Shots Scores Success % Shots per team pts per attempt
non semi-finalist v non semi-finalist 141 55-16 39.0% 2.14 1.28
non semi-finalist v semi-finalist
non semi-finalist 118 31-12 26.3% 2.23 0.89
semi-finalist 219 96-14 43.8% 4.13 1.38
semi-finalist v semi-finalist 82 34-08 41.5% 2.93 1.34

 
The same patterns observed when attempting a point are observed when going for a goal.

For non semi-finalists the accuracy plummets as the opposition quality increases. For semi-finalists the accuracy is more or less maintained but they manage ~50% more goal attempts per game when facing non semi-finalists.
 
 
Based purely on point taking ability and volumes (we’ll take deadballs as a wash) the big fish of this piece have about a five point head start. That grows out to ~8.5 points once we bake in goal attempts.

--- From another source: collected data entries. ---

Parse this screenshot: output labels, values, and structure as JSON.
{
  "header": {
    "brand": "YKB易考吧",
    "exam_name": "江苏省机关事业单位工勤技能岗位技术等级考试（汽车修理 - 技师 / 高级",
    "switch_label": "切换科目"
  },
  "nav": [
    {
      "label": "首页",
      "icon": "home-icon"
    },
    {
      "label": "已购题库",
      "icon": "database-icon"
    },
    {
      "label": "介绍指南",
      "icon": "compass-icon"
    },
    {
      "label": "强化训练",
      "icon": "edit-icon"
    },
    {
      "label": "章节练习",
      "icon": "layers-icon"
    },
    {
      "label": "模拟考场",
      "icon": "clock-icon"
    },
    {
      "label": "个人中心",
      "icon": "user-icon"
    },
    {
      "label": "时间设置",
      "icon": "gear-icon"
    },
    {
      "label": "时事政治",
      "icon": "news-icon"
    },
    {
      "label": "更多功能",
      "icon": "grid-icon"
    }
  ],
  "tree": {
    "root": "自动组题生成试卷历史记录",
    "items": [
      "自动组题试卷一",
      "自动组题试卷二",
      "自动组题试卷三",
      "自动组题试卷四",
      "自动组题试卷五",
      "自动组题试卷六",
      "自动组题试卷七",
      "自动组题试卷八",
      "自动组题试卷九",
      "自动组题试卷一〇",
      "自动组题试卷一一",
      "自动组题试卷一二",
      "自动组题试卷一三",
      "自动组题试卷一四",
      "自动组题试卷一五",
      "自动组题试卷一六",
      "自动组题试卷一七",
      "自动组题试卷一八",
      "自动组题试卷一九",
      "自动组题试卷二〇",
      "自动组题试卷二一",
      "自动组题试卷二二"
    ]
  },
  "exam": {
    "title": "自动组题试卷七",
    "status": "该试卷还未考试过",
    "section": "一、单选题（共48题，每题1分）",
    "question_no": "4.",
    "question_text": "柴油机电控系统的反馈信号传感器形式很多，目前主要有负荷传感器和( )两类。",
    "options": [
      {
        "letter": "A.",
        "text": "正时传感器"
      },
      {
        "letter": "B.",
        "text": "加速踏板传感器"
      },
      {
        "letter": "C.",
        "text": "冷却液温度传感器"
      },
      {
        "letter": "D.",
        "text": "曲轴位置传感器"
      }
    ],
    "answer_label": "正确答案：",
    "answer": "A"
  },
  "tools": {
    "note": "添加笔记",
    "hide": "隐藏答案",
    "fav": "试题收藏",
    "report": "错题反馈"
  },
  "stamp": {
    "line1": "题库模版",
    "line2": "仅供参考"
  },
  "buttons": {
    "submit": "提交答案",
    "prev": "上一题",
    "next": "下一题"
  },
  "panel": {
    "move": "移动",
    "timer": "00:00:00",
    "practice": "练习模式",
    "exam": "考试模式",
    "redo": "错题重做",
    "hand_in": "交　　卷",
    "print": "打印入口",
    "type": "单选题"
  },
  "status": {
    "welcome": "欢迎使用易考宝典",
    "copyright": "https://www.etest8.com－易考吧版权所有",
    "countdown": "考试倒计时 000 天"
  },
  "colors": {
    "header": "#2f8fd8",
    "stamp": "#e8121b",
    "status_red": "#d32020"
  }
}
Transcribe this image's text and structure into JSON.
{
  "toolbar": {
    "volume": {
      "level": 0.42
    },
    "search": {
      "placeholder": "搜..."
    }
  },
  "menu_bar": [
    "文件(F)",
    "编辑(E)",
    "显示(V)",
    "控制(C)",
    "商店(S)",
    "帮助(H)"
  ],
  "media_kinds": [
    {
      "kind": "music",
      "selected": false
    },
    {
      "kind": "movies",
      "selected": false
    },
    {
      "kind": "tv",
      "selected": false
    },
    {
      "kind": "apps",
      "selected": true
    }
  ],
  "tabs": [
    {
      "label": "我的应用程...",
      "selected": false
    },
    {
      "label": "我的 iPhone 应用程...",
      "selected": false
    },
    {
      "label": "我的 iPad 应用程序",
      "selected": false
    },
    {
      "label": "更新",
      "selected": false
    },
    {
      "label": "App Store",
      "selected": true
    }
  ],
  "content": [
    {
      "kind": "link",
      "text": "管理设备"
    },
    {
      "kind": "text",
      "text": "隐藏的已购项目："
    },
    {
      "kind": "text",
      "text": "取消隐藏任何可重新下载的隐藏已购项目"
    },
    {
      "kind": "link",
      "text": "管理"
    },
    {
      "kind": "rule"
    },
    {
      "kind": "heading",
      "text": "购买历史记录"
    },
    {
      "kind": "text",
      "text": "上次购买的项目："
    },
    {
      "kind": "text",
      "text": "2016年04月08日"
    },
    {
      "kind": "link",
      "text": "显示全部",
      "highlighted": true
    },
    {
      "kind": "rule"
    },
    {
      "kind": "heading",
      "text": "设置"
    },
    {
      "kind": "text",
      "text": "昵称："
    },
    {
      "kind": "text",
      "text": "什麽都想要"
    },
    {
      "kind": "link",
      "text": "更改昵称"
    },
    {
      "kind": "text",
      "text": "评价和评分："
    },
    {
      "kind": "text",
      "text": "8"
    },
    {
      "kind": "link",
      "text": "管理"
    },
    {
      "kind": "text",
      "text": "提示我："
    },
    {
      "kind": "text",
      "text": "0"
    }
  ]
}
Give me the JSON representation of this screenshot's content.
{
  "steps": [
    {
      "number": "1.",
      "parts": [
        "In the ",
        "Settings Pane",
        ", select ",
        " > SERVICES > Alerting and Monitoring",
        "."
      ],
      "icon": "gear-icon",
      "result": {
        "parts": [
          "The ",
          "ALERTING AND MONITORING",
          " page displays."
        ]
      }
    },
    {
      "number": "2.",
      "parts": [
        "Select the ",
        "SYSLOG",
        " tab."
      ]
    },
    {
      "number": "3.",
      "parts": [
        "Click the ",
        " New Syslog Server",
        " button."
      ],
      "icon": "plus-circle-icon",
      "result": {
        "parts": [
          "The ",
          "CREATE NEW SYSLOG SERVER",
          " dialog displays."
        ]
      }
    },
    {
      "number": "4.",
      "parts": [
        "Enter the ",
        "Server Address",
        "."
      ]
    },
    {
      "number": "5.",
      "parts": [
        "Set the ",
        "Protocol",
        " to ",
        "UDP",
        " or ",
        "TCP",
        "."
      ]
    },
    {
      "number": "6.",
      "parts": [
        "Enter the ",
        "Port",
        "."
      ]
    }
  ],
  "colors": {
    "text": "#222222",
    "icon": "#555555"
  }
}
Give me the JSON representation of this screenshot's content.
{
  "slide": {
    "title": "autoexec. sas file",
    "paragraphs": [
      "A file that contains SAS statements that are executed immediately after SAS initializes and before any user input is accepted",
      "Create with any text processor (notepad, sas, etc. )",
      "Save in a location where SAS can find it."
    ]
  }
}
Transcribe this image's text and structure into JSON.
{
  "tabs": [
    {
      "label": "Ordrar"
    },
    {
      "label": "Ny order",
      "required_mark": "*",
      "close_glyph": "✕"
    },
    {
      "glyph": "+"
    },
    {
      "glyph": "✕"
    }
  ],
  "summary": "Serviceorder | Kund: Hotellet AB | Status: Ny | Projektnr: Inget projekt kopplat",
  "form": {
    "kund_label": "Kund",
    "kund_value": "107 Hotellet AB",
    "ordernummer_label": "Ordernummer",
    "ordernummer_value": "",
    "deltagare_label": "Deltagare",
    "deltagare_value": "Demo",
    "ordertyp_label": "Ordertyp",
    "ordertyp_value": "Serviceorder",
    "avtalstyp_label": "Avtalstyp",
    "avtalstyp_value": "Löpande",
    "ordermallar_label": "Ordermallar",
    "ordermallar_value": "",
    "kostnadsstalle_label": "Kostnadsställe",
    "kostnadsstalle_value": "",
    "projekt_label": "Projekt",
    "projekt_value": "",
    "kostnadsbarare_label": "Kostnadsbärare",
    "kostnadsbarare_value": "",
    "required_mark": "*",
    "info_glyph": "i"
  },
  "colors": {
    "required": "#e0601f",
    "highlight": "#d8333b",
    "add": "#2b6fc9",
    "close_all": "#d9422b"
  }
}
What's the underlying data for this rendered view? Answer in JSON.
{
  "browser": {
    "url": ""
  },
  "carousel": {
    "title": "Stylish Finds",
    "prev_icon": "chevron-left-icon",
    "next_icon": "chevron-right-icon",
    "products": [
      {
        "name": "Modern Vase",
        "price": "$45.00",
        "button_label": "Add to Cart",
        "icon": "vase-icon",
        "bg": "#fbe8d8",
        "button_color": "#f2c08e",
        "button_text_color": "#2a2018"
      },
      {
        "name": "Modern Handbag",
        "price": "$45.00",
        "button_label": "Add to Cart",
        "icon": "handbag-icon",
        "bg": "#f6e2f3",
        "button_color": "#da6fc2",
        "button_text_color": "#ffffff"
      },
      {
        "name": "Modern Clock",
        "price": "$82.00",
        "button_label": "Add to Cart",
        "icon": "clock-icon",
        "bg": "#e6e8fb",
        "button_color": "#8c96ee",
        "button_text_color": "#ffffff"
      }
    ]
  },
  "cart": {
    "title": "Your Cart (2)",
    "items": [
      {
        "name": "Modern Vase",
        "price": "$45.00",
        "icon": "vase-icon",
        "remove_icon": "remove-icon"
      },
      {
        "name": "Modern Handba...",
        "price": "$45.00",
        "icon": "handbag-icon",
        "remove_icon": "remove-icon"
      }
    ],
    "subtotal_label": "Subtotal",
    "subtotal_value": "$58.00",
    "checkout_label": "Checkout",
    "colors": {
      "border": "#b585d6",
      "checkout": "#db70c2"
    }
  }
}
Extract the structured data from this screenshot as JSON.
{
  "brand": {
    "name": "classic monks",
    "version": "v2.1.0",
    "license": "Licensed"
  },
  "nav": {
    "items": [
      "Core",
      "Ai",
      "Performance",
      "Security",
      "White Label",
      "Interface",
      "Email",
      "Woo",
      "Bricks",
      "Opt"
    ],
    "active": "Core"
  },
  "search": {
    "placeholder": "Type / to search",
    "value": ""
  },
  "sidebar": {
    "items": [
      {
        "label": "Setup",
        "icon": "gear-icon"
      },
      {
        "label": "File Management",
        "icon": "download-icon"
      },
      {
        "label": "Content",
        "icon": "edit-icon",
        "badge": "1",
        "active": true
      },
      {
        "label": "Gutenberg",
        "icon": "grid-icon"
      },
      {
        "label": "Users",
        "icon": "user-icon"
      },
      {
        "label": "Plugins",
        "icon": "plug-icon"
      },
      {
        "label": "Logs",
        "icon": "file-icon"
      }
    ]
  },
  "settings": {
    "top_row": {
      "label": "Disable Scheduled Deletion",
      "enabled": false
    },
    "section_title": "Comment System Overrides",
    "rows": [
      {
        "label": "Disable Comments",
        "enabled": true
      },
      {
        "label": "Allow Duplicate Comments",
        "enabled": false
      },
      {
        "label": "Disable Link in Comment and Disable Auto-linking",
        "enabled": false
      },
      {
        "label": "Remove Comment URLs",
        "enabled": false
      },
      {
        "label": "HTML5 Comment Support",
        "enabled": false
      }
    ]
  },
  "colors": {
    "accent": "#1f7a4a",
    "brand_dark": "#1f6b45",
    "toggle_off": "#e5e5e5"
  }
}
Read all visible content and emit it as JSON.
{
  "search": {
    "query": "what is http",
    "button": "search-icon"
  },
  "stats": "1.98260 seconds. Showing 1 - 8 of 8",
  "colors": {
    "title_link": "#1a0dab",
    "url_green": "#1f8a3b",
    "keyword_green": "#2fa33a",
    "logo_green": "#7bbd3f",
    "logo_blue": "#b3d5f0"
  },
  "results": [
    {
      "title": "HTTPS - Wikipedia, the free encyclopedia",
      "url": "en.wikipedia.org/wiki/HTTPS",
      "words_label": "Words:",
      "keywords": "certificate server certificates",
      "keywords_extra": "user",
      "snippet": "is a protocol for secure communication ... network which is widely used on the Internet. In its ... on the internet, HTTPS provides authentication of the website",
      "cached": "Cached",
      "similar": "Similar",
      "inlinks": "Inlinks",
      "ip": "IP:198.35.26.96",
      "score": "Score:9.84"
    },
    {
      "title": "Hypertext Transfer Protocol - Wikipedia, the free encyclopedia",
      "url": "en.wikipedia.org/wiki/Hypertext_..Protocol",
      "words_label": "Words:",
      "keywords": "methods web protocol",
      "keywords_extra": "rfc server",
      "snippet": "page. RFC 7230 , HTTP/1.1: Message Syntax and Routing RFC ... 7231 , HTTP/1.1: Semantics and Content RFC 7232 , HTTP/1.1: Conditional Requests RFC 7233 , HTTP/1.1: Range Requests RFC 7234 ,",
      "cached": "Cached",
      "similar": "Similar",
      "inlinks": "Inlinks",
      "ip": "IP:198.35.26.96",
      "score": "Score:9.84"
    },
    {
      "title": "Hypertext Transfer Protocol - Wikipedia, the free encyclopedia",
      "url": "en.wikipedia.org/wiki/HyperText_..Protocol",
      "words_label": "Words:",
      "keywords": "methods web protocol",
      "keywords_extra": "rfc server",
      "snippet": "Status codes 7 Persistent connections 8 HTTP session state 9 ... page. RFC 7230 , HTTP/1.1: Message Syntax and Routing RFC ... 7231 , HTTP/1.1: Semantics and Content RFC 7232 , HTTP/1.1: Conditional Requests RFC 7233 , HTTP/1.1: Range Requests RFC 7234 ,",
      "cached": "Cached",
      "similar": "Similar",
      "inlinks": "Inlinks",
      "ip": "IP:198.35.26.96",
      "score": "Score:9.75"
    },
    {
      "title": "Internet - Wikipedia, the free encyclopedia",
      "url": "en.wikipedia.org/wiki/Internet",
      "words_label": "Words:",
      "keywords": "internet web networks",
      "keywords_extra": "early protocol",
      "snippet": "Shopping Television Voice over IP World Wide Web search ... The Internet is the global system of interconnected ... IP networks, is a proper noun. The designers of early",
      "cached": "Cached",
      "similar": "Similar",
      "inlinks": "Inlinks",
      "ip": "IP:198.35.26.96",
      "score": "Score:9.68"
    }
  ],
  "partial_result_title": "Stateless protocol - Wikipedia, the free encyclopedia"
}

That is a huge gap to plug but the little fish of this piece are not helping themselves. Too many of their own shots are taken under pressure whilst they are also allowing their goal to come under siege. That’s not to mention malfunctioning when under no pressure. Nor the unedifying thought that they are not cynical enough and should be following the big fish’s lead and fouling more.
 
 
Appendix
 
 
Note 1: The big fish are thus

2012 games; Cork, Donegal, Dublin & Mayo
2013 games; Dublin, Kerry, Mayo & Tyrone
2014 games; Donegal, Dublin, Kerry & Mayo
2015 games; Dublin, Kerry, Mayo & Tyrone

There is an argument to be made that the non semi-finalists – the “little fish” of the piece – needed to be further subdivided whether that be by league position, losing quarter finalists or some subjective manner. Lumping the Cork & Monaghans of this world in with the Leitrim & Longfords is not fully representative. This is accepted but again we run into sample size issues.

Still to be honest I nearly did it anyway so that I could use the “big fish”, “little fish” and “cardboard box” nomenclatures. Next time.

Note 2: Not strictly true I guess as the opposition can – in many cases – choose where to foul and thus impact the outcome of those frees. Where deadballs attempts originated from in games between semi-finalists & non semi-finalists are listed below.
 

Outside 45 4 5 6 7 8 9
v non semi-finalists 13% 18% 20% 18% 5% 19% 7%
v semi-finalist 10% 19% 25% 17% 6% 18% 5%

 

The semi-finalists do get more shots off from Sector5 whilst giving up more outside the 45. This could be used to support the “clever” fouling argument in that they are fouling earlier to protect the defence. It could also be the case that the weaker teams take whatever opportunity they get so have more long range attempts.

This is the only real difference however. Generally speaking teams foul in the same areas.

Note 3: The sample size here is robust (~950 shots) so the issue is real. Pressure is a nebulous thing – one man’s pressure is another’s lazy arm – so consistency in the definition could definitely be an issue. There is however only one source tracking the games so we have to assume there is consistency.

Other issues like game state (more pressure on shots in closer games), game type (semi-finalists by nature are meeting in bigger, more pressurised games) or pitch (shooting in Croke Park into the hill against the Dubs vs Clones perhaps) will all have an undetermined effect.